Full text loading...
-
The emergence of French Vogue: French identity and visual culture in the fashion press, 1920–40
- Source: International Journal of Fashion Studies, Volume 6, Issue 1, Apr 2019, p. 63 - 82
-
- 01 Apr 2019
Abstract
This article, located at the crossroads where press culture meets corporate history, analyses the functional collaboration of two magazines within the same publishing house – American Vogue (1892) and French Vogue (1920) – through the analysis of unpublished private archives.

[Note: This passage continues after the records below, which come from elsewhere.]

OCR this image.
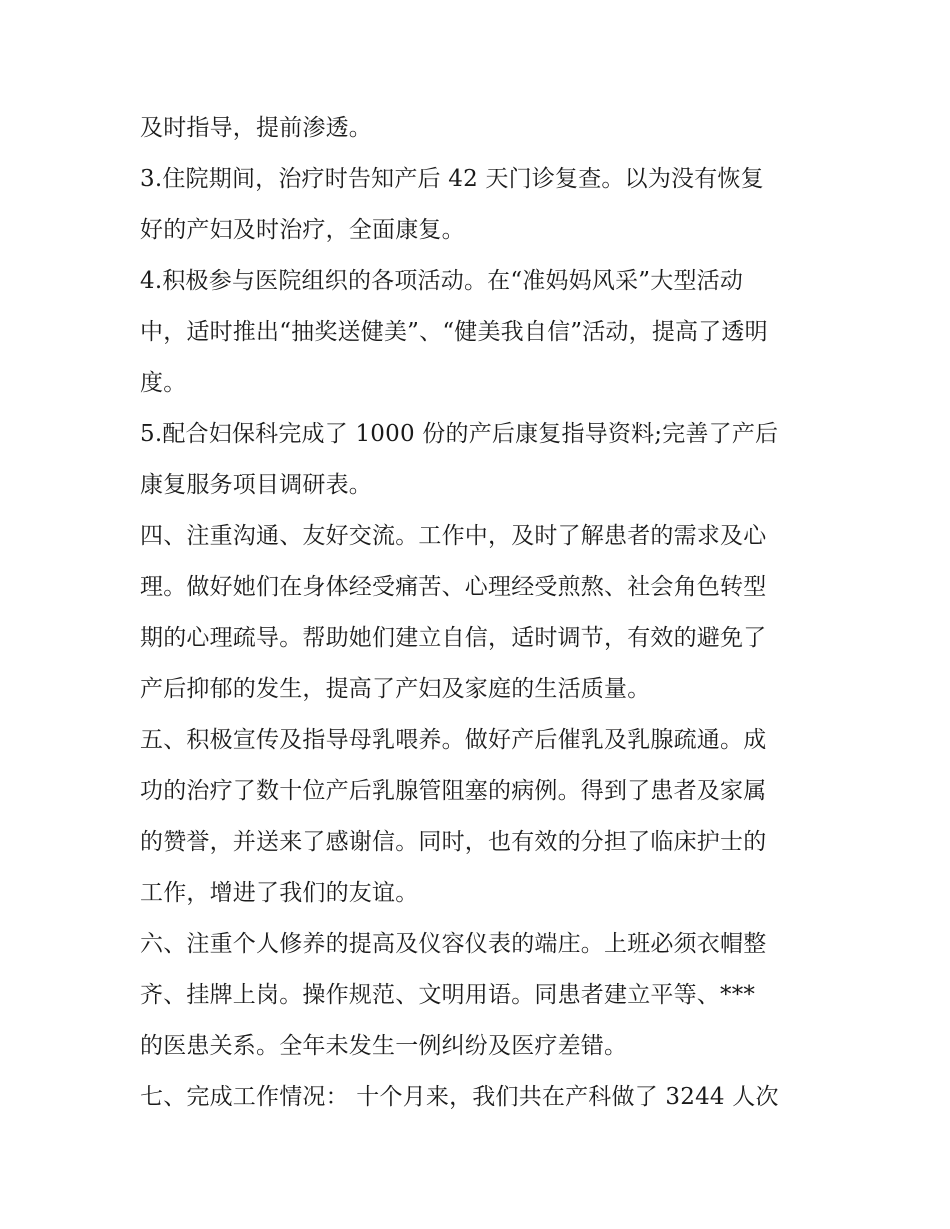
及时指导，提前渗透。
3.住院期间，治疗时告知产后 42 天门诊复查。以为没有恢复
好的产妇及时治疗，全面康复。
4.积极参与医院组织的各项活动。在“准妈妈风采”大型活动
中，适时推出“抽奖送健美”、“健美我自信”活动，提高了透明
度。
5.配合妇保科完成了 1000 份的产后康复指导资料;完善了产后
康复服务项目调研表。
四、注重沟通、友好交流。工作中，及时了解患者的需求及心
理。做好她们在身体经受痛苦、心理经受煎熬、社会角色转型
期的心理疏导。帮助她们建立自信，适时调节，有效的避免了
产后抑郁的发生，提高了产妇及家庭的生活质量。
五、积极宣传及指导母乳喂养。做好产后催乳及乳腺疏通。成
功的治疗了数十位产后乳腺管阻塞的病例。得到了患者及家属
的赞誉，并送来了感谢信。同时，也有效的分担了临床护士的
工作，增进了我们的友谊。
六、注重个人修养的提高及仪容仪表的端庄。上班必须衣帽整
齐、挂牌上岗。操作规范、文明用语。同患者建立平等、***
的医患关系。全年未发生一例纠纷及医疗差错。
七、完成工作情况： 十个月来，我们共在产科做了 3244 人次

It explores for the first time, through the case of fashion illustration, the scope and nature of their agreements and divergences in order to understand the way that French Vogue won the freedom to pursue its own format and editorial objectives during the 1930s. The combined history of these two editions is also part of a second narrative, whose elements are stylistic and aesthetic – that is, the evolution from Pictorialism to modernism – and technical – that is, the transition from drawing to photography, as part of the internationalization of press practices. By focusing on the conflict between American and French Vogues in their approach to fashion illustration, this article illuminates those competing visions. The editors of American Vogue incorporated illustrations into their broadly commercial conceptualization of the fashion magazine. On the contrary, the editors of French Vogue saw their illustrations principally as art, as a reflection of the creativity of the couturiers.